Let me just come out and say it. Decadent proclivities brought me to The House of Ulloa. My initiation took place in New Cross, South London, at an academic conference where the souvenir tote bags depicted the Goat of Mendes cavorting with a tortoise. In rooms at the Stuart Hall building of Goldsmiths College, guests of the Decadence Research Unit gave papers on the literature of auras, telepathy, astral projection and Satanism.
A South Korean Shakespeare professor talked about tantric philosophy and W. B. Yeats’s vasectomy. A dapper Swedish lecturer in religion spoke of Méphistophéla (1890), a French novel in which lesbian demon-worshippers offer baskets of severed penises to a female succubus.

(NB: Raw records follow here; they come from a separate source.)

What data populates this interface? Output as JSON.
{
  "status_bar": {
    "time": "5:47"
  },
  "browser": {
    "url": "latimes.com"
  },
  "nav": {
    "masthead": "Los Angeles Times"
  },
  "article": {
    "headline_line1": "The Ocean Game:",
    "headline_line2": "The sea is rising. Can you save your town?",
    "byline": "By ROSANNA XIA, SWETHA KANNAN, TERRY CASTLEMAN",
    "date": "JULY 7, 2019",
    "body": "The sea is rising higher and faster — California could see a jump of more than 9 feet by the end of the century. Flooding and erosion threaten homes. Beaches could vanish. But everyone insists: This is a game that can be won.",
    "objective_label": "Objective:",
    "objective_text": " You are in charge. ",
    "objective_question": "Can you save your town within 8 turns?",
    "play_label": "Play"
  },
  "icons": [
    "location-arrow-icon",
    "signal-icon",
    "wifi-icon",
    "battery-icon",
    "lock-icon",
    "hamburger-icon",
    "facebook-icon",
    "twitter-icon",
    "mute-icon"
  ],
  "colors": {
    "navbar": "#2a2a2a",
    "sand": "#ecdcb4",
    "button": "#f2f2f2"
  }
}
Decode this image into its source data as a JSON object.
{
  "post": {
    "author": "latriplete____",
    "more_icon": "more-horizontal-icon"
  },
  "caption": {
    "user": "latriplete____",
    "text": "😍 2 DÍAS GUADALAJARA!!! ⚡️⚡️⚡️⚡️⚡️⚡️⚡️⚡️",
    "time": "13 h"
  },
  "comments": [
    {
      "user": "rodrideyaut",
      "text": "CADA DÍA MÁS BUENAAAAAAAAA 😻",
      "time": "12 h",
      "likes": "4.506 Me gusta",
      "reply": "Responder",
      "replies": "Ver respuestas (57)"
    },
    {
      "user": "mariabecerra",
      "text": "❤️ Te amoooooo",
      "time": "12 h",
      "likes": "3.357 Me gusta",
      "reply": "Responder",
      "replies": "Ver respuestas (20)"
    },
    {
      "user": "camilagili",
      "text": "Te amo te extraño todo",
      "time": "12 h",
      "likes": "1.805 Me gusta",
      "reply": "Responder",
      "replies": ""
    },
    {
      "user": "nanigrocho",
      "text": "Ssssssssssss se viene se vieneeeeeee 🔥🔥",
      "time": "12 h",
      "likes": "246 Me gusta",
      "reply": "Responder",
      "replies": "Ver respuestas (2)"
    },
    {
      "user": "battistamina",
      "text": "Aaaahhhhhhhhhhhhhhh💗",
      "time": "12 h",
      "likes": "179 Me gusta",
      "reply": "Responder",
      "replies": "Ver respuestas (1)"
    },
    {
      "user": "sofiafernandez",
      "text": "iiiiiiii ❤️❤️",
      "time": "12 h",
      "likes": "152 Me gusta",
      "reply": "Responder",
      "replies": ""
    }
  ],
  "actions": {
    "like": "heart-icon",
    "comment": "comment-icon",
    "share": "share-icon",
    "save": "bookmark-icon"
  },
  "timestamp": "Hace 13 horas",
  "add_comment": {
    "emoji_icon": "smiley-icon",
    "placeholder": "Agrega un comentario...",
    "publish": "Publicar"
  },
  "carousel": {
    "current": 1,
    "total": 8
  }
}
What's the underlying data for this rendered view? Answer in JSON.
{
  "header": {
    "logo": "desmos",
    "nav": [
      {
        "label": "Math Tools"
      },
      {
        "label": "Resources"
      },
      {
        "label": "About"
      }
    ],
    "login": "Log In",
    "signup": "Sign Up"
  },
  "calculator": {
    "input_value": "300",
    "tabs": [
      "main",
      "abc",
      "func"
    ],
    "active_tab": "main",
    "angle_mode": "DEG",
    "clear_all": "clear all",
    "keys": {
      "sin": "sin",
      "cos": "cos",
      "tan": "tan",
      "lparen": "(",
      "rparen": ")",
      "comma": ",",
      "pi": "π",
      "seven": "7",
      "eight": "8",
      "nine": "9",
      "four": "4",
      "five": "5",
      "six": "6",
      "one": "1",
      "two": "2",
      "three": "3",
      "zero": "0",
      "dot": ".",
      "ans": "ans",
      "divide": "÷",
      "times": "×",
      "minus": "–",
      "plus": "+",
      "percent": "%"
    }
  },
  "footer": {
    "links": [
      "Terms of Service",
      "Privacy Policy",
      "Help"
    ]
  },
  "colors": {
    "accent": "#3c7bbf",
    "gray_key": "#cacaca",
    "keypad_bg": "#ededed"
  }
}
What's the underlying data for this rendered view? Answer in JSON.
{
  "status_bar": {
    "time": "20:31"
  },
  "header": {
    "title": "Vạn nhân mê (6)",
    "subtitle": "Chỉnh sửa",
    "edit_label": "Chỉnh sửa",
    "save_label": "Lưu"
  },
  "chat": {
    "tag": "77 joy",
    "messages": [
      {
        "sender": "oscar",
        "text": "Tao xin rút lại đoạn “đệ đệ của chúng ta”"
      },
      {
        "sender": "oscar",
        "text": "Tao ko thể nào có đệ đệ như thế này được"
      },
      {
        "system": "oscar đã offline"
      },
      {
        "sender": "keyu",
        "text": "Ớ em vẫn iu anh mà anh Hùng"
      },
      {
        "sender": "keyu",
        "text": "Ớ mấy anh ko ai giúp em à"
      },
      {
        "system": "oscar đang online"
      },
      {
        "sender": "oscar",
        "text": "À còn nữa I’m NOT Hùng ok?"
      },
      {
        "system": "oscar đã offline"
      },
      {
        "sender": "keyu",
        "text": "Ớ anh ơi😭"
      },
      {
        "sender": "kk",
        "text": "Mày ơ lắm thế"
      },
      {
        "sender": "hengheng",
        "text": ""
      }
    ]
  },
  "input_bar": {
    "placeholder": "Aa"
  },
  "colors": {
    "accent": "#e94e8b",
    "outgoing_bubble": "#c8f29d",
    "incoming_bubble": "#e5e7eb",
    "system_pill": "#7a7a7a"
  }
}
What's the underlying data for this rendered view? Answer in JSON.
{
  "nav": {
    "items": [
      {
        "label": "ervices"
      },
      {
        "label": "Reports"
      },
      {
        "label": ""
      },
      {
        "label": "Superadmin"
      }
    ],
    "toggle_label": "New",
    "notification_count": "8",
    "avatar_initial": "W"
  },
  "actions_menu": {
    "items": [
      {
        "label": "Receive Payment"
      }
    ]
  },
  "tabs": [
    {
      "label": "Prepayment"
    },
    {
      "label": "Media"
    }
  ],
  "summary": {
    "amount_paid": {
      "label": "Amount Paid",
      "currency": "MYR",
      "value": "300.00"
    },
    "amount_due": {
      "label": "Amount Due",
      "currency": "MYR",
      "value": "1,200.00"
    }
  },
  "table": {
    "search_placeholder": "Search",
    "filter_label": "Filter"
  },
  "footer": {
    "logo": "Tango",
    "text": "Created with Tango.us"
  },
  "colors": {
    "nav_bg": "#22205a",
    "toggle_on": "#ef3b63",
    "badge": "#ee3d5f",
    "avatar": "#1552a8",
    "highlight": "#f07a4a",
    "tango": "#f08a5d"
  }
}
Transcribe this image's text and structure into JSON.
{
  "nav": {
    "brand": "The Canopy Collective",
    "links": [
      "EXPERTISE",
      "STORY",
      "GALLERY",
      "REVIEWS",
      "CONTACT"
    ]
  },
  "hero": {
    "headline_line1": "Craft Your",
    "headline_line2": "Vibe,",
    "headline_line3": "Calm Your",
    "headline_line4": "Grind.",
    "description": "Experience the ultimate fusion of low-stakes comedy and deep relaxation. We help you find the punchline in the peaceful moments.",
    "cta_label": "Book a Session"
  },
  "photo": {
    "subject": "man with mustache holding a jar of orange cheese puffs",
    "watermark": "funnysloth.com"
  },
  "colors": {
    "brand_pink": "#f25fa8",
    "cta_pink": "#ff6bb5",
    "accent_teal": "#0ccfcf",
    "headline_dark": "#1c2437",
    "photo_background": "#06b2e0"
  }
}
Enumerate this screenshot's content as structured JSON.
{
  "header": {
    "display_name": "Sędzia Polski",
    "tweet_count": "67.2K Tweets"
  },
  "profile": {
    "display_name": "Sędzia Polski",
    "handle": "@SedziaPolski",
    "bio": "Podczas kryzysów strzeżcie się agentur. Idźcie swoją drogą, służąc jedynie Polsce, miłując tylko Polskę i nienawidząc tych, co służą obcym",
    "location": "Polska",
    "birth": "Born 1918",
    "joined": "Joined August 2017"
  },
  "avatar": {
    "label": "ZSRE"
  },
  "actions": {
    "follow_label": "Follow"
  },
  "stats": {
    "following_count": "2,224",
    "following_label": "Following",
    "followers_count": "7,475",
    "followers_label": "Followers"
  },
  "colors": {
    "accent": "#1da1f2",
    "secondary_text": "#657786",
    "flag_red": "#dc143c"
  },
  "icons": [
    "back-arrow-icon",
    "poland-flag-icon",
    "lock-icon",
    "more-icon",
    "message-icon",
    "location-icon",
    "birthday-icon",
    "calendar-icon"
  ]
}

A Spanish researcher, Leire Barrera-Medrano, described the fiction of Emilio Pardo Bazán, decadent, feminist, theosophist, aristocrat and the author of The Black Siren (1908), the story of a devil-worshipping dandy with the power to compel people to commit suicide.
I was reeling. Suddenly, Proust’s mental time travel and Freud’s interest in telepathy made sense. Here was the lost, weird context of European modernism. Most of it, frustratingly, untranslated into English.
With one notable exception. Emilio Pardo Bazán’s The House of Ulloa (1886). A novel from her early period, written long before she developed an interest in hypnotism and the Black Mass. Back in the 1880s, she considered herself a naturalist in the style of Flaubert. But she was also a state of the nation novelist. That nation was her native Spain, and its state was decay.
The hero of The House of Ulloa is a mimsy young priest, Father Julián Alvarez, who is despatched to a crumbling estate in the Galician sticks to inject a little order and piety into the affairs of its resident marquis. Some hope.
As he arrives at the manor like a comic, clerical version of Jonathan Harker at the beginning of Dracula, he sees a dirty four-year-old boy, the marquis’s illegitimate son, being bitten by a dog from whose bowl he has attempted to snatch a hunk of meat. The marquis consoles the lad by sluicing wine down his throat. The boy seems delighted to be drunk. “On certain feast-days,” stammers Father Julián, wondering if he is about to witness a sudden death, “I don’t dislike a little anisette with my coffee.”